A pretty receptionist at a large, round desk beamed at us. “Hello! Top floor for Miss Hatley, elevator at the back-.” She gestured.
We crossed the lobby, took the elevator up, and it opened straight into a similarly bright office. The walls showed a bright day and a great view. The woman who sat at the glass-topped desk with papers spread around in several stacks and was busy writing looked up as we entered.

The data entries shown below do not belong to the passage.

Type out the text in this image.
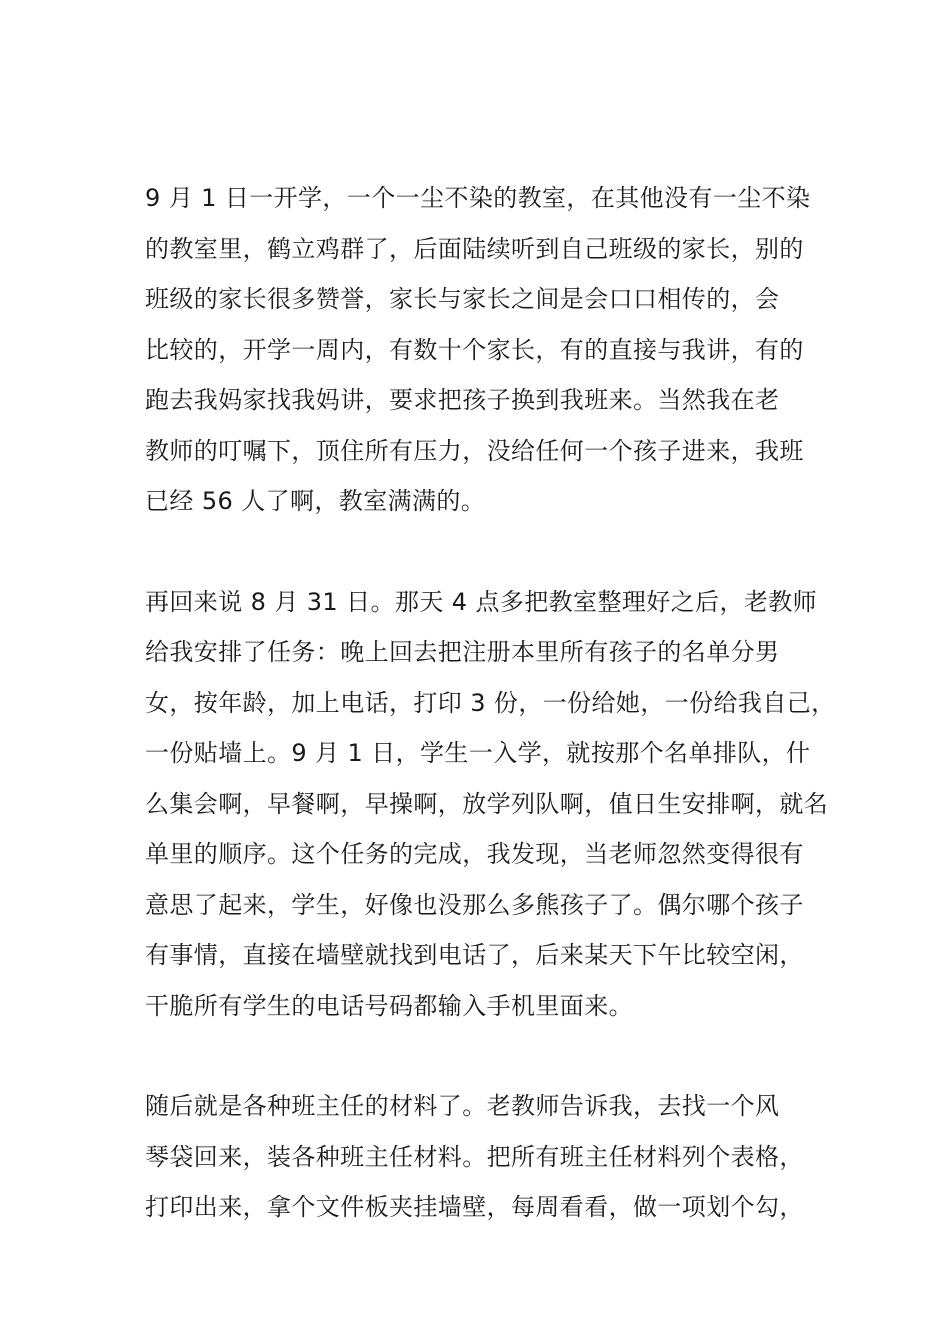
9 月 1 日一开学，一个一尘不染的教室，在其他没有一尘不染
的教室里，鹤立鸡群了，后面陆续听到自己班级的家长，别的
班级的家长很多赞誉，家长与家长之间是会口口相传的，会
比较的，开学一周内，有数十个家长，有的直接与我讲，有的
跑去我妈家找我妈讲，要求把孩子换到我班来。当然我在老
教师的叮嘱下，顶住所有压力，没给任何一个孩子进来，我班
已经 56 人了啊，教室满满的。

再回来说 8 月 31 日。那天 4 点多把教室整理好之后，老教师
给我安排了任务：晚上回去把注册本里所有孩子的名单分男
女，按年龄，加上电话，打印 3 份，一份给她，一份给我自己，
一份贴墙上。9 月 1 日，学生一入学，就按那个名单排队，什
么集会啊，早餐啊，早操啊，放学列队啊，值日生安排啊，就名
单里的顺序。这个任务的完成，我发现，当老师忽然变得很有
意思了起来，学生，好像也没那么多熊孩子了。偶尔哪个孩子
有事情，直接在墙壁就找到电话了，后来某天下午比较空闲，
干脆所有学生的电话号码都输入手机里面来。

随后就是各种班主任的材料了。老教师告诉我，去找一个风
琴袋回来，装各种班主任材料。把所有班主任材料列个表格，
打印出来，拿个文件板夹挂墙壁，每周看看，做一项划个勾，
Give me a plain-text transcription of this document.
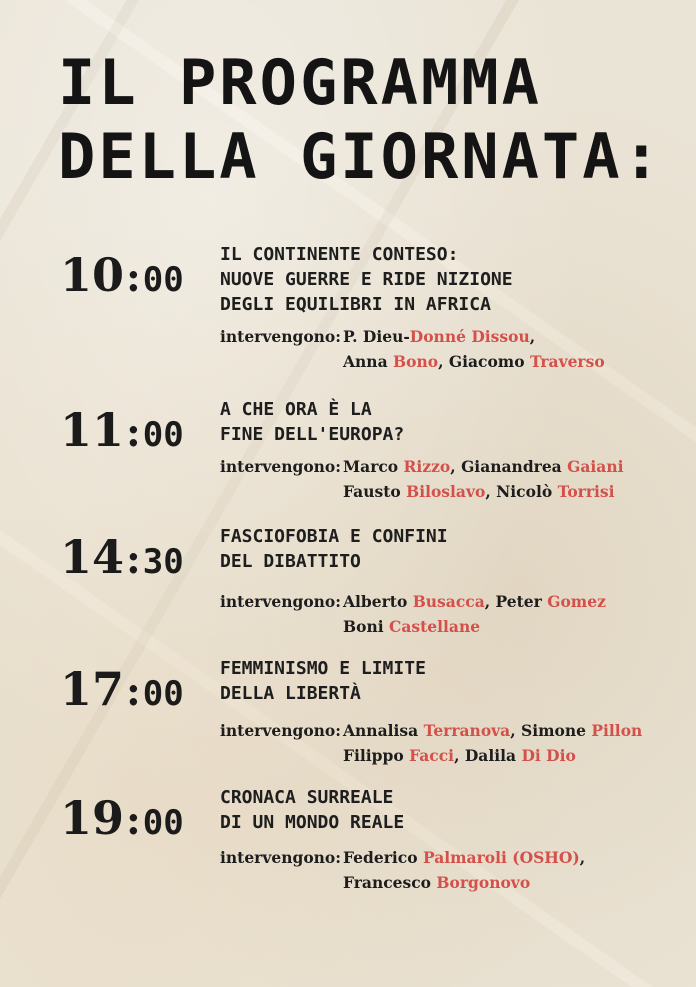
IL PROGRAMMA
DELLA GIORNATA:
10:00
IL CONTINENTE CONTESO:
NUOVE GUERRE E RIDE NIZIONE
DEGLI EQUILIBRI IN AFRICA
intervengono: P. Dieu-Donné Dissou,
Anna Bono, Giacomo Traverso
11:00
A CHE ORA È LA
FINE DELL'EUROPA?
intervengono: Marco Rizzo, Gianandrea Gaiani
Fausto Biloslavo, Nicolò Torrisi
14:30
FASCIOFOBIA E CONFINI
DEL DIBATTITO
intervengono: Alberto Busacca, Peter Gomez
Boni Castellane
17:00
FEMMINISMO E LIMITE
DELLA LIBERTÀ
intervengono: Annalisa Terranova, Simone Pillon
Filippo Facci, Dalila Di Dio
19:00
CRONACA SURREALE
DI UN MONDO REALE
intervengono: Federico Palmaroli (OSHO),
Francesco Borgonovo
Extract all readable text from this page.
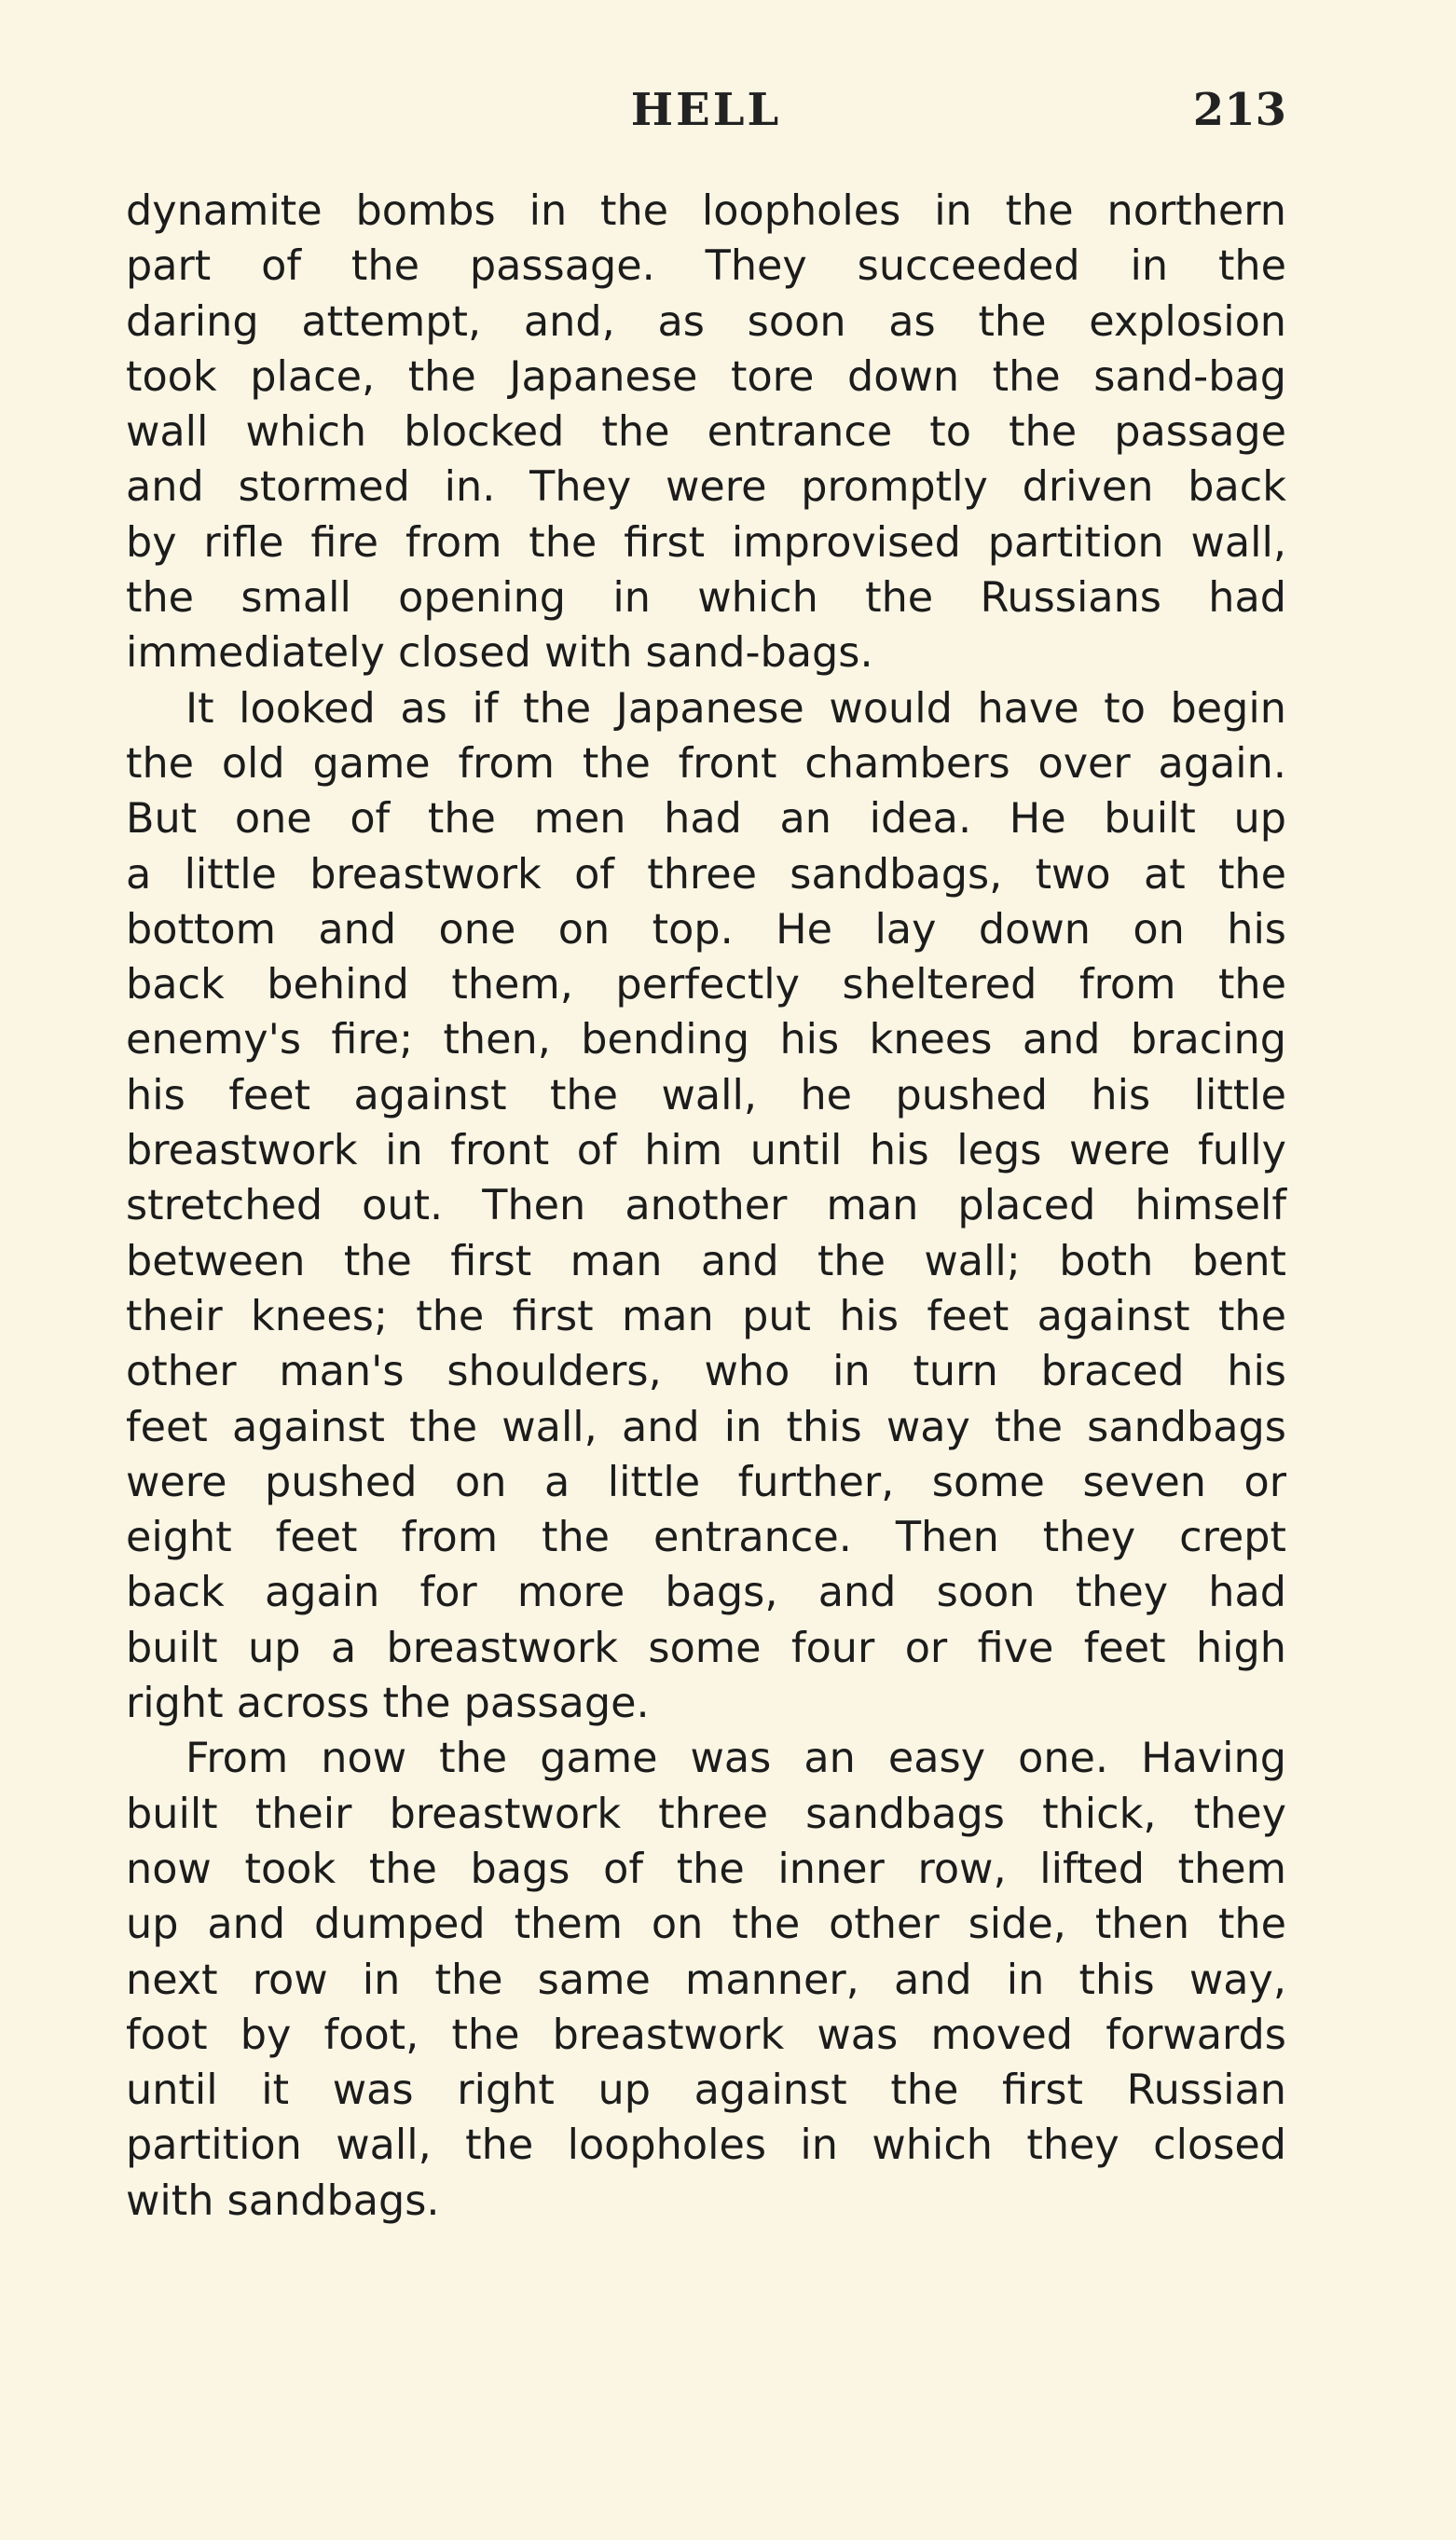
HELL	213
dynamite bombs in the loopholes in the northern
part of the passage. They succeeded in the
daring attempt, and, as soon as the explosion
took place, the Japanese tore down the sand-bag
wall which blocked the entrance to the passage
and stormed in. They were promptly driven back
by rifle fire from the first improvised partition wall,
the small opening in which the Russians had
immediately closed with sand-bags.
It looked as if the Japanese would have to begin
the old game from the front chambers over again.
But one of the men had an idea. He built up
a little breastwork of three sandbags, two at the
bottom and one on top. He lay down on his
back behind them, perfectly sheltered from the
enemy's fire; then, bending his knees and bracing
his feet against the wall, he pushed his little
breastwork in front of him until his legs were fully
stretched out. Then another man placed himself
between the first man and the wall; both bent
their knees; the first man put his feet against the
other man's shoulders, who in turn braced his
feet against the wall, and in this way the sandbags
were pushed on a little further, some seven or
eight feet from the entrance. Then they crept
back again for more bags, and soon they had
built up a breastwork some four or five feet high
right across the passage.
From now the game was an easy one. Having
built their breastwork three sandbags thick, they
now took the bags of the inner row, lifted them
up and dumped them on the other side, then the
next row in the same manner, and in this way,
foot by foot, the breastwork was moved forwards
until it was right up against the first Russian
partition wall, the loopholes in which they closed
with sandbags.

I stalled for a moment at the sight of her while Clark did not, so I rushed a few steps to even myself up with him as we approached. She was probably forty. Pretty, glowing brown skin wrapped around a pretty, angular bone structure, sharp chin, cute nose, flat and wide; her hair and big eyes were both a shade darker brown. She had her curly hair fluffed up on one side and pinned down with a diamond clip on the other.
“Hello Stella and Clark. I’m Hatley Morrison. Please sit. I swear-,” she began stacking stacks of papers and placing them to one side, “-Jericho couldn’t have picked a worse time to be in crisis. I’m as busy as always, plus it’s grant season and everyone comes to me for those because they know Jericho listens to me. But screw it!” she tossed the last folder down, smiling with charmingly crooked teeth very sincerely, I could tell from the tiny wrinkles around her eyes, the freckles that danced higher around a crinkle in her nose. She was British, not as posh as Jericho. “I always make my deadlines and this sounds serious. Fill me in.”